他不小心将刚刚所写下的“……卡洛尔试图用明暗对比呈现出一种紧张的精神幻觉”这行记录最后的几个单词涂抹上了污迹。
雨田先生是个热爱记笔记的人,尤其在听别的艺术家讲座的时候——美术行业讲座很多,大学美院里不说天天都有,一周到头,总是会有些知名人士与访问学者来做个讲座或者进行学术讨论的。
很多同僚在座位上偷偷听音乐、玩手机、打瞌睡。
雨田力也总会拿个小本子,一丝不苟的把自己感兴趣的内容整整齐齐的记下来。
好记性不如烂笔头,他有自己的心思在里面。
策展人除了艺术的审美能力,也很讲究人际交往的社交能力。
相信他。
雨田力也经过个人多年的实践证明——
要是过段时间还有机会和主讲人见面,提前翻翻笔记本,以“某某桑,幸会幸会,上次您所提出的什么什么什么观点让我印象非常深刻,您给我提供了一个很好的思路。”和“某某桑,幸会幸会,您今天的衣服是由岛田顺子(注)设计的吧,好漂亮,真让我印象深刻。”做为寒暄开场。
除非他要见的人就是日本的国宝服装设计师岛田顺子,否则两者间,前者一定是个更能迎得对方好感的开场。
这叫提供情绪价值。
每个人都有自己独特的社交技能。
策展人兼美术馆馆长米卡·唐克斯靠着露出32颗牙齿的笑容给别人提供情绪价值,策展人兼学者雨田力也则靠着他多年积攒下来的众多笔记本给别人提供情绪价值。
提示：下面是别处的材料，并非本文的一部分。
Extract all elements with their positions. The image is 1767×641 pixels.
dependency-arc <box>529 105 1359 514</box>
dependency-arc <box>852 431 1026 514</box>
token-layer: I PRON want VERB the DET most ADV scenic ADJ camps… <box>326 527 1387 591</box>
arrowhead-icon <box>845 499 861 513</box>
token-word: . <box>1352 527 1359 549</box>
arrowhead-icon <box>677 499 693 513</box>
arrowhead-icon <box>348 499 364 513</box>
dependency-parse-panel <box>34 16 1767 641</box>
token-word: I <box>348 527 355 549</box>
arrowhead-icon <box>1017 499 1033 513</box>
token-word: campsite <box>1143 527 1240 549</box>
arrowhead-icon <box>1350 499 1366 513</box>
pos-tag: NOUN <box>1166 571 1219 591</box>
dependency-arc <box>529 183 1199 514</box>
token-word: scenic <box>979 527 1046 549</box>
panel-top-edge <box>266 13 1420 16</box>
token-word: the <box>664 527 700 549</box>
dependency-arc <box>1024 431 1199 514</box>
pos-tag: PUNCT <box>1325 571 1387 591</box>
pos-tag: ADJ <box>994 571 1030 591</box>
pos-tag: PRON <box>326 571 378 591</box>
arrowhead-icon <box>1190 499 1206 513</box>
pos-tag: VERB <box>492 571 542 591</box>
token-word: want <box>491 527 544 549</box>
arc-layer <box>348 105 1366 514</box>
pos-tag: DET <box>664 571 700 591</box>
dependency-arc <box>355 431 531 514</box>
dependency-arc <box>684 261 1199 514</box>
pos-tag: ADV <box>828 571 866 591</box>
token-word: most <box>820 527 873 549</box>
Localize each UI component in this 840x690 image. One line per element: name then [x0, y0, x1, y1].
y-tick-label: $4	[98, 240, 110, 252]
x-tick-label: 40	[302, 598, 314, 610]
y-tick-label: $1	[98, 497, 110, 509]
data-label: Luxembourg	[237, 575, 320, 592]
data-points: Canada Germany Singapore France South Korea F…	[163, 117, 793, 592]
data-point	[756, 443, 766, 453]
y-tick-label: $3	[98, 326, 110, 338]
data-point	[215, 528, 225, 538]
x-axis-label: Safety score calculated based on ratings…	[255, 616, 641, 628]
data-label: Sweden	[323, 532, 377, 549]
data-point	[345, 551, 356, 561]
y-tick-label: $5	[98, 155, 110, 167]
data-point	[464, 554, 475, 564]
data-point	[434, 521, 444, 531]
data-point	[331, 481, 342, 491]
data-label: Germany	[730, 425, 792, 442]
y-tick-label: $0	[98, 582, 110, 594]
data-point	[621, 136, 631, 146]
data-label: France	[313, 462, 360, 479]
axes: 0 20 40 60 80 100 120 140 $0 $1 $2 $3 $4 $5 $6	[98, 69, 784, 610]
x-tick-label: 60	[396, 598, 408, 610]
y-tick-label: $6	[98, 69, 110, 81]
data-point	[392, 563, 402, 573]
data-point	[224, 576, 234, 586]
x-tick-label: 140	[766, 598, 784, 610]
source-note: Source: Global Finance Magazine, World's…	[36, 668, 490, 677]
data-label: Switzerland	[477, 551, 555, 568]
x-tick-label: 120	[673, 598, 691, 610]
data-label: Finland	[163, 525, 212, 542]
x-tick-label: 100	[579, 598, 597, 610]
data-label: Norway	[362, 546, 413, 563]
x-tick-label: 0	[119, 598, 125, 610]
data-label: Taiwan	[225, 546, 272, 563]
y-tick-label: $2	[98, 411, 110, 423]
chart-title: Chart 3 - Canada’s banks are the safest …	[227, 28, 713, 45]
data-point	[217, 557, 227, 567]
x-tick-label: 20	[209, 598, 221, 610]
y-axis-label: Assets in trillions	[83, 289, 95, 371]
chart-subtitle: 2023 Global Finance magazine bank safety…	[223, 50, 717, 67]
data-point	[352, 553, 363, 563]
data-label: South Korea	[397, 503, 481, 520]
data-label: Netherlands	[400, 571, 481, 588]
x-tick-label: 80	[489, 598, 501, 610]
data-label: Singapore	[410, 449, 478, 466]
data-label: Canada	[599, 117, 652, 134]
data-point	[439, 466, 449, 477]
几十年过去了,他的那些记满的笔记本加起来何止32本,堆起来可比身形偏小的雨田先生的身高高多了。
学生时代。
他靠着这手成功拜入了东京一位德高望众的前辈导师门下,成为了对方的弟子。
如今,雨田力也则靠他打开那些孤僻艺术家的心扉,把他们赚去自己的展上。
雨田力也有些时候,记笔记不带那么强烈的功利心。